Dans les remontées mécaniques peut-être, mais en station il y en a eu, par exemple à Verbier en mars 2020. Votre association soutien que « sans remontées mécaniques, pas de vie à la montagne ». Mais qui dit pas de vie à la montagne dit pas de cluster…
Effectivement, on ne se dissocie pas de la réalité sociale et sanitaire du pays. Mais l’origine des grandes transmissions du virus sont les grands groupes de population, soit les villes, pas la montagne. Ça a été démontré scientifiquement, c’est un état de fait.

Si l’on compare avec d’autres lieux de loisir, le ski a passablement été épargné par les mesures sanitaires ces deux dernières années. Que répondez-vous à ceux qui estiment que vous bénéficiez d’un traitement de faveur?
Je ne pense pas que ce soit un traitement de faveur. Il s’avère que l’économie des zones de montagne est intimement liée aux loisirs et au tourisme. Et si l’on devait fermer les sociétés de remontées mécaniques, les vallées se retrouveraient sans aucune activité économique, donc à la charge de l’Etat.

« Nous avons déjà fait savoir aux autorités cantonales et fédérales qu’un contrôle exhaustif des certificats sanitaires des clients ne serait techniquement pas envisageable. »

Pierre Mathey, Directeur des remontées mécaniques du Valais

Cette année, seuls les détenteurs d’un certificat Covid pourront manger à l’intérieur des restaurants de pistes. Comment évaluez-vous l’impact financier de cette mesure?
Il est encore trop tôt pour se prononcer. Mais en tout cas je pense que cet hiver, l’expérience ski sera totale parce que celui qui n’a pas de certificat peut tout de même se restaurer en terrasse ou avec un take-away.

Les stations axées sur la clientèle internationale comme Verbier ou Zermatt ont davantage souffert de la crise sanitaire que les stations de ski avec une clientèle locale. Vous attendez-vous à un retour des touristes étrangers?
En partie oui. Les Européens sont de retour, on le voit dans les réservations. Pour le reste du monde, ça dépend beaucoup d’une région à une autre. Il nous faudra encore un peu de temps pour retrouver la pleine capacité.

Le Covid a-t-il impacté les ventes de l’abonnement Magic Pass?
Il les a impactées positivement. Les nouveaux acquéreurs sont des Suisses vivant dans les grandes agglomérations. Pendant la pandémie, ces personnes se sont rendu compte qu’elles avaient besoin d’une échappatoire. D’ailleurs les ventes immobilières de tout type de logement à la montagne ont progressé dans des proportions assez inattendues.

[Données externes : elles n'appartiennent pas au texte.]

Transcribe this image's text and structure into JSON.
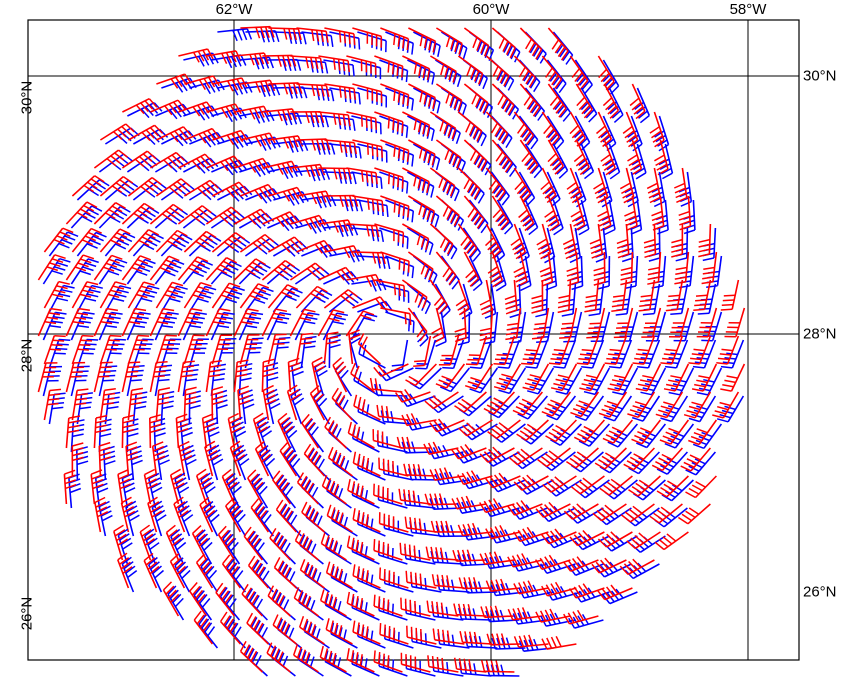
{
  "map": {
    "lon_labels": [
      "62°W",
      "60°W",
      "58°W"
    ],
    "lat_labels_right": [
      "30°N",
      "28°N",
      "26°N"
    ],
    "lat_labels_left": [
      "30°N",
      "28°N",
      "26°N"
    ],
    "extent": {
      "lon_min": -63.6,
      "lon_max": -57.6,
      "lat_min": 25.35,
      "lat_max": 30.42
    },
    "vortex_center": {
      "lon": -60.8,
      "lat": 27.85
    },
    "colors": {
      "series_a": "#ff0000",
      "series_b": "#0000ff",
      "grid": "#000000",
      "frame": "#000000"
    },
    "layers": [
      {
        "kind": "wind-barbs",
        "color_key": "series_a",
        "rotation": "cyclonic"
      },
      {
        "kind": "wind-barbs",
        "color_key": "series_b",
        "rotation": "cyclonic"
      }
    ]
  }
}
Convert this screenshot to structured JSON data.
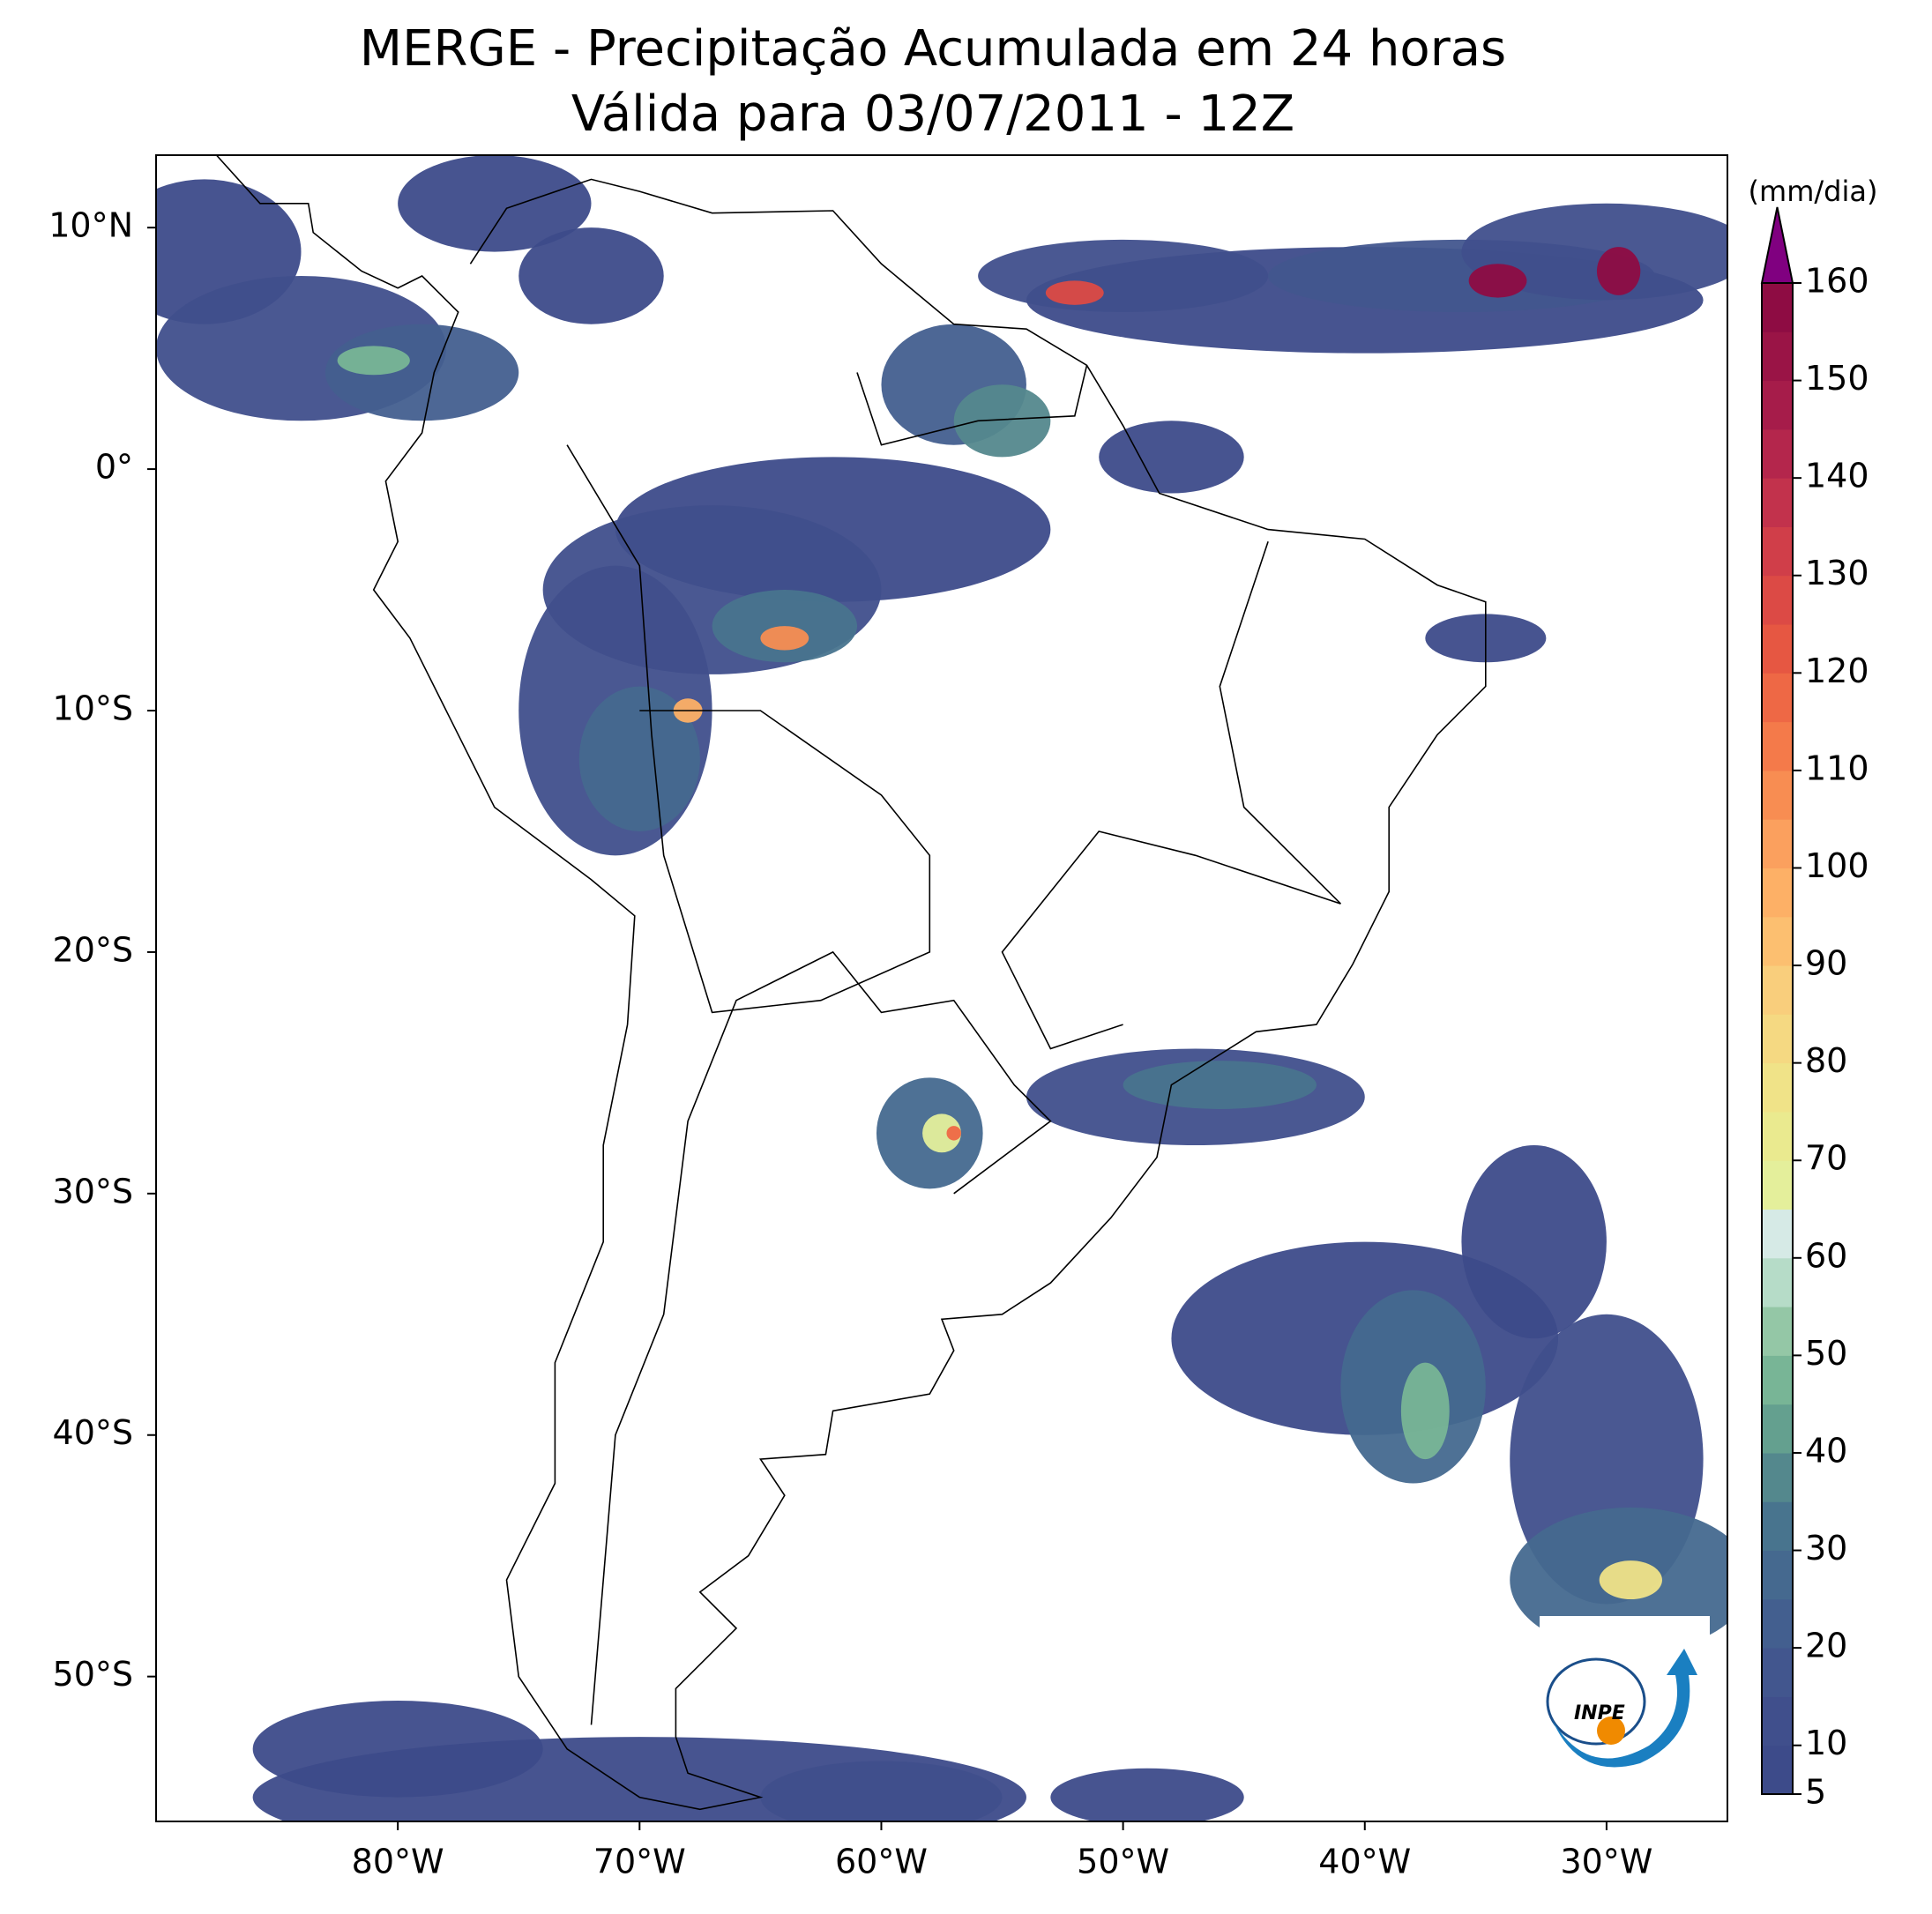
{
  "chart_data": {
    "type": "map",
    "title": "MERGE - Precipitação Acumulada em 24 horas",
    "subtitle": "Válida para 03/07/2011 - 12Z",
    "xlim": [
      -90,
      -25
    ],
    "ylim": [
      -56,
      13
    ],
    "xticks": [
      {
        "value": -80,
        "label": "80°W"
      },
      {
        "value": -70,
        "label": "70°W"
      },
      {
        "value": -60,
        "label": "60°W"
      },
      {
        "value": -50,
        "label": "50°W"
      },
      {
        "value": -40,
        "label": "40°W"
      },
      {
        "value": -30,
        "label": "30°W"
      }
    ],
    "yticks": [
      {
        "value": 10,
        "label": "10°N"
      },
      {
        "value": 0,
        "label": "0°"
      },
      {
        "value": -10,
        "label": "10°S"
      },
      {
        "value": -20,
        "label": "20°S"
      },
      {
        "value": -30,
        "label": "30°S"
      },
      {
        "value": -40,
        "label": "40°S"
      },
      {
        "value": -50,
        "label": "50°S"
      }
    ],
    "colorbar": {
      "label": "(mm/dia)",
      "lim": [
        5,
        160
      ],
      "ticks": [
        5,
        10,
        20,
        30,
        40,
        50,
        60,
        70,
        80,
        90,
        100,
        110,
        120,
        130,
        140,
        150,
        160
      ],
      "levels": [
        5,
        10,
        15,
        20,
        25,
        30,
        35,
        40,
        45,
        50,
        55,
        60,
        65,
        70,
        75,
        80,
        85,
        90,
        95,
        100,
        105,
        110,
        115,
        120,
        125,
        130,
        135,
        140,
        145,
        150,
        155,
        160
      ],
      "colors": [
        "#3d4b8a",
        "#404f8c",
        "#42568e",
        "#435f8f",
        "#45698f",
        "#48748e",
        "#54888d",
        "#64a08f",
        "#78b596",
        "#94c7a6",
        "#b6dcc8",
        "#d6eae6",
        "#e4ef9b",
        "#eaea8f",
        "#f0e388",
        "#f5d982",
        "#f9ce7c",
        "#fcbf70",
        "#fdb066",
        "#fba05e",
        "#f88d52",
        "#f47a4a",
        "#ee6845",
        "#e65742",
        "#dc4a45",
        "#d03e49",
        "#c2324c",
        "#b4264c",
        "#a61c4a",
        "#9a1446",
        "#8e0c43"
      ],
      "extend_color": "#800080"
    }
  },
  "logo": {
    "text": "INPE"
  }
}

Vous êtes aussi secrétaire général de lAssociation suisse des guides de montagne. Cette activité vous a-t-elle aidé à guider les RMV pendant cette crise?
Guide de montagne est un métier où la responsabilité individuelle a une très grande importance. On vit avec un environnement indéfini, non sécurisé, ou l’aléa existe au quotidien. Effectivement, c’est une profession qui peut aider à vivre cette période d’insécurité et d’instabilité.

On connaît Pierre Mathey, directeur des RMV depuis 2020. Qui sera Pierre Mathey, directeur de l’après-Covid?
Le même! (Rires.) Mon rôle est de travailler dans le cadre défini par la stratégie de l’association et de son comité présidé par Didier Défago. Nous devrions davantage communiquer sur les points positifs de cette branche d’économie touristique. Les gens du terrain et de la montagne font souvent des choses et n’en parlent pas. Aujourd’hui, ce n’est plus possible.  Si l’on fait les choses, il faut absolument le dire. Il faut le faire savoir.

Par Mathilde Salamin
Photos: Keystone-ATS et P.M

Ce travail journalistique a été réalisé pour le cours “Atelier presse”, dont l’enseignement est dispensé collaboration avec le CFJM, dans le cadre du master en journalisme de l’Académie du journalisme et des médias (AJM) de l’Université de Neuchâtel.